Maybe not, though I anticipate I will need this.

>>>> [...]
>>>
>>> Good question. I guess we'll need some kind of `version(Edition2024)`.
>>> ...
>>
>> Something like that, but `version` only includes one of the symbols, while here we would need to compile all of them.
> 
> Why do we need to compile all of them? Do we need something like `__traits(callerEdition)` maybe?
> ...

It may not be known at library compile time what edition the user will be using, and there may be multiple different users on different editions.

>>>> [...]
>>>
>>> I think I'd need a concrete example.
>>> ...
>>
>> E.g., there are bugs that allow you to mutate through `const` pointers. Some of them may not be fixed in edition 2024 because the fix would break code. However, in edition 2025 the bugs are fixed. Now edition 2025 calls into a function from edition 2024 that violates memory safety by modifying a const pointer. All involved code is `@safe`, yet memory safety is violated and this hole can never be fixed if edition 2025 can just call into edition 2024.
> 
> I think we will just have to live with this and encourage people to upgrade to the newer edition.
> ...

Maybe, though it does invalidate memory safety guarantees. Another way to deal with it is to require something like `@trusted import` for such modules or to otherwise treat all `@safe` imports from that module as `@system`.

>>>> [...]
>>>
>>> The semantics of the edition of the callee apply.
> 
>> This might not work because annotations in a parameter list may require caller-side guarantees in order to be checked.
> 
> Maybe there will be changes we won't be able to make.
> 

Maybe, though I think one thing that will often work is to make such calls `@system`.

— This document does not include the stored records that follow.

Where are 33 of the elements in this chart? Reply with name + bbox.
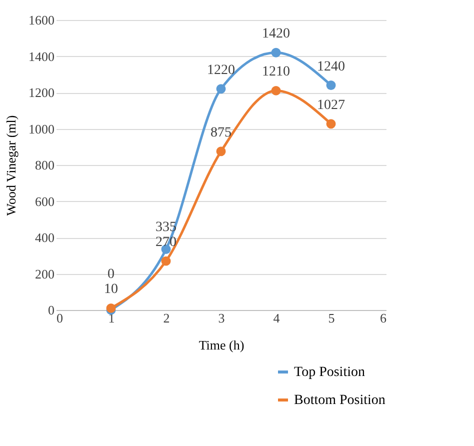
data-label: 1420 <box>262 26 290 42</box>
y-axis-title: Wood Vinegar (ml) <box>4 115 18 216</box>
x-tick-label: 1 <box>108 310 115 326</box>
y-tick-label: 200 <box>35 266 54 282</box>
x-tick-label: 3 <box>218 310 225 326</box>
y-tick-label: 600 <box>35 194 54 209</box>
y-tick-label: 1400 <box>28 48 54 64</box>
point <box>216 146 226 156</box>
x-tick-label: 4 <box>273 310 280 326</box>
point <box>216 84 226 94</box>
data-label: 1027 <box>317 98 345 113</box>
y-tick-label: 1200 <box>28 85 54 100</box>
y-tick-label: 1000 <box>28 121 54 136</box>
point <box>271 48 281 58</box>
legend-label: Bottom Position <box>294 393 386 408</box>
x-tick-label: 6 <box>380 310 387 326</box>
data-label: 1210 <box>262 64 290 80</box>
point <box>326 80 336 90</box>
y-tick-label: 800 <box>35 158 54 172</box>
point <box>271 86 281 96</box>
x-tick-label: 2 <box>163 310 170 326</box>
data-label: 1220 <box>207 62 235 78</box>
data-label: 875 <box>210 125 232 140</box>
y-tick-label: 1600 <box>28 12 54 28</box>
data-label: 10 <box>104 282 118 298</box>
y-tick-label: 400 <box>35 230 54 245</box>
point <box>326 119 336 129</box>
point <box>161 256 171 266</box>
x-axis-title: Time (h) <box>198 338 244 352</box>
legend-label: Top Position <box>294 365 365 380</box>
x-tick-label: 5 <box>328 310 335 326</box>
data-label: 0 <box>108 267 114 282</box>
data-label: 1240 <box>317 59 345 74</box>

On Monday, 23 December 2024 at 16:05:20 UTC, Atila Neves wrote:
> On Friday, 20 December 2024 at 13:43:40 UTC, Paolo Invernizzi wrote:
>> On Thursday, 19 December 2024 at 16:52:35 UTC, Atila Neves wrote:
>>> On Thursday, 6 June 2024 at 15:47:50 UTC, Timon Gehr wrote:
>>
>>>> [...]
>>
>>> I think we will just have to live with this and encourage people to upgrade to the newer edition.
>>
>> So using a library from a previous edition *could* invalidate memory safety guarantees, and nothing can be done?
>>
>> This is (again) a marketing disaster ...
>
> I'm all ears as to what we could do instead.

Refuse to compile previous editions @safe functions, if a bug related to memory safety was applied in following revisions.

At least provide a compiler switch to turn on this behavior, so that it's crystal clear to the programmer that's dealing with them.